Lemonade trims reinsurance cession further in July renewal

Lemonade's cession fell from 55% to 20% only a year ago, a far bigger move than this year's step

Lemonade trims reinsurance cession further in July renewal

Reinsurance News

By Mark Rosanes

Lemonade Inc. is cutting its reinsurance cession again, though by a much smaller margin than last year. The company said its quota share cession will fall to approximately 18% of premium from about 20% under a program renewed effective July 1, 2026.

The renewed program runs for a standard 12-month term. Its July 1 start places it alongside a broader wave of mid-year reinsurance renewals across the industry.

A lower cession rate means an insurer keeps a larger share of both the premium it collects and the underlying risk. Lemonade attributed the change to its growing premium base.

Cession cut smaller than last year's

This year's reduction is modest next to last year's. Lemonade cut its cession from roughly 55% to 20% in its July 2025 renewal, a far larger step. At the time, the company's president, Shai Wininger, attributed the reduction to steady improvements in its technology-driven underwriting.

The cession rate has moved further still over a longer stretch.
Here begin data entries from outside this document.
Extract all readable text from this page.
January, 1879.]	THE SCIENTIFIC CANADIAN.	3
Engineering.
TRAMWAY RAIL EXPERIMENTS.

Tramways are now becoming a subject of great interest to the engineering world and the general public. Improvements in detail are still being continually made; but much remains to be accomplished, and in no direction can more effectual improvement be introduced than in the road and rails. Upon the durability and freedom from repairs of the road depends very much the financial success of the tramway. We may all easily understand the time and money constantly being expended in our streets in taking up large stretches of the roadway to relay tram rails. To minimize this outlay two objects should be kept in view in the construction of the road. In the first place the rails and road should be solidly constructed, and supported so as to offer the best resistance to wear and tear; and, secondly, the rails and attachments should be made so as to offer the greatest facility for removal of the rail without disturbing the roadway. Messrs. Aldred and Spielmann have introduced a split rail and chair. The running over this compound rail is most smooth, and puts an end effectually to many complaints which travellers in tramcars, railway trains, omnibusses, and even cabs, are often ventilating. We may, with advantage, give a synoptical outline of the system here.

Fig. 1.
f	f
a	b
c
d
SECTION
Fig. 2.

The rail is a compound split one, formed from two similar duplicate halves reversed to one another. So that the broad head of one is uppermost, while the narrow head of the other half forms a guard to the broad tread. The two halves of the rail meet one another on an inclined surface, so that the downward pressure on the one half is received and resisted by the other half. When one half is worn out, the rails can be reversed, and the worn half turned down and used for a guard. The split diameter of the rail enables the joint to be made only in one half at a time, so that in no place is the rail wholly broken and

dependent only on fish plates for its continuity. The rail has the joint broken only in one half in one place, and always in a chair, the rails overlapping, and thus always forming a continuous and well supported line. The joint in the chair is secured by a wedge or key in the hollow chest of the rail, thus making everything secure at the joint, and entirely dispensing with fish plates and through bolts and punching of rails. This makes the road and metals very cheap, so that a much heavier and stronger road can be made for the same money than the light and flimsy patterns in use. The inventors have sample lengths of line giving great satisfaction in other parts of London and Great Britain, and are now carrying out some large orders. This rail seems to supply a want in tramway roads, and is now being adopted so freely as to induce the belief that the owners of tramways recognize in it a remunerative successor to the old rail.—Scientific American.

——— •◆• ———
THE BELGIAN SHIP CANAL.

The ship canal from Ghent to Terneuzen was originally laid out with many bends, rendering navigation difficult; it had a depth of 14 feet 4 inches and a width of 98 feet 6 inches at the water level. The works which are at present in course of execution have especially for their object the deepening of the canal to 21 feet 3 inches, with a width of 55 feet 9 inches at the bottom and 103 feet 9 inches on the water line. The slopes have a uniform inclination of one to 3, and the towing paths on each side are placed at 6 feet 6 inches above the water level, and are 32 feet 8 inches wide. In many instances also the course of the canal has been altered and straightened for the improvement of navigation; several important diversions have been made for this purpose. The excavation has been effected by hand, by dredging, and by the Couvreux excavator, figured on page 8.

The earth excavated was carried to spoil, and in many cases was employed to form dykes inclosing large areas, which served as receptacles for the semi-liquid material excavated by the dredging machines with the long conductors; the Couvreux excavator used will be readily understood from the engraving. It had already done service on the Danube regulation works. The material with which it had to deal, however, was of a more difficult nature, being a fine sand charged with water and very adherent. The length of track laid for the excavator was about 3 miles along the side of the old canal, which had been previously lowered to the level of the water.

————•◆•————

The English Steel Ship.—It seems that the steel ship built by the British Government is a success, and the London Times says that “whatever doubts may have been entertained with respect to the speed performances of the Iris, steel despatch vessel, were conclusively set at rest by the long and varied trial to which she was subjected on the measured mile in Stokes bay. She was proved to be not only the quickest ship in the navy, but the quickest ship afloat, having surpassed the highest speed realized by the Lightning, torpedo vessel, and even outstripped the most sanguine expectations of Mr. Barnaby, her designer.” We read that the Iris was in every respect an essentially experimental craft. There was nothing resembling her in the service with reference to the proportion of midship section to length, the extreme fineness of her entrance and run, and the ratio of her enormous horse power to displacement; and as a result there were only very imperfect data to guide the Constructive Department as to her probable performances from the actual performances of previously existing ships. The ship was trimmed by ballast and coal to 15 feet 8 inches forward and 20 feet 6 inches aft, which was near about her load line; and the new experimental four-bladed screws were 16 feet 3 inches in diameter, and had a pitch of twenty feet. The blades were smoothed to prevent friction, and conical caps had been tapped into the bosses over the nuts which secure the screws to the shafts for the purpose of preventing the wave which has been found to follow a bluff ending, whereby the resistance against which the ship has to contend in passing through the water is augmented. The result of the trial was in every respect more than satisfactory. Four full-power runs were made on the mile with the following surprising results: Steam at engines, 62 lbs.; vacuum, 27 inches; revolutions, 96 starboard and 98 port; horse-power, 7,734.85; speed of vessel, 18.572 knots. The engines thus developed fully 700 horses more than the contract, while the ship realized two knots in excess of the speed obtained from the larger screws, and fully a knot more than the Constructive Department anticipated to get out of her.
Lemonade's quota share arrangement stood at around 75% earlier in the company's history, when its reinsurance panel included Munich Re, Swiss Re, and Hannover Re. Each cut since then has shifted a larger share of both premium and risk back onto Lemonade's own balance sheet.

The renewed program also increases coverage for higher-volatility and catastrophe-exposed risks. It adds tail catastrophe protection for the highest layers of a catastrophe program. Those layers are least likely to be triggered but carry the largest potential payouts.

Tim Bixby, Lemonade's chief financial officer, said the renewal affects the company's reinsurance costs, coverage, and capital efficiency at the same time. "We are retaining more premium, adding protection against the volatility that matters most," Bixby said.

Transition shows up in the numbers

Lemonade's most recent quarterly results give some indication of how the 2025 transition has played out. The company said the reinsurance change, completed in the third quarter of 2025, contributed to a 71% jump in first-quarter 2026 revenue, to US$258 million. Net loss for the quarter narrowed 43% to US$35.8 million.

Lemonade also plans to adjust its ancillary reinsurance arrangements. Its Property Per Risk coverage will expire, while its European catastrophe excess-of-loss program will expand.

Other insurers shifted risk too

Lemonade was not alone in adjusting its risk retention around the same period last year. Allstate expanded its national catastrophe bond capacity to US$9.5 billion. Travelers raised its catastrophe excess-of-loss retention to US$4 billion and relied entirely on private reinsurers for that layer.

The pattern suggests insurers broadly were retaining more risk internally last year rather than reacting to Lemonade-specific factors alone.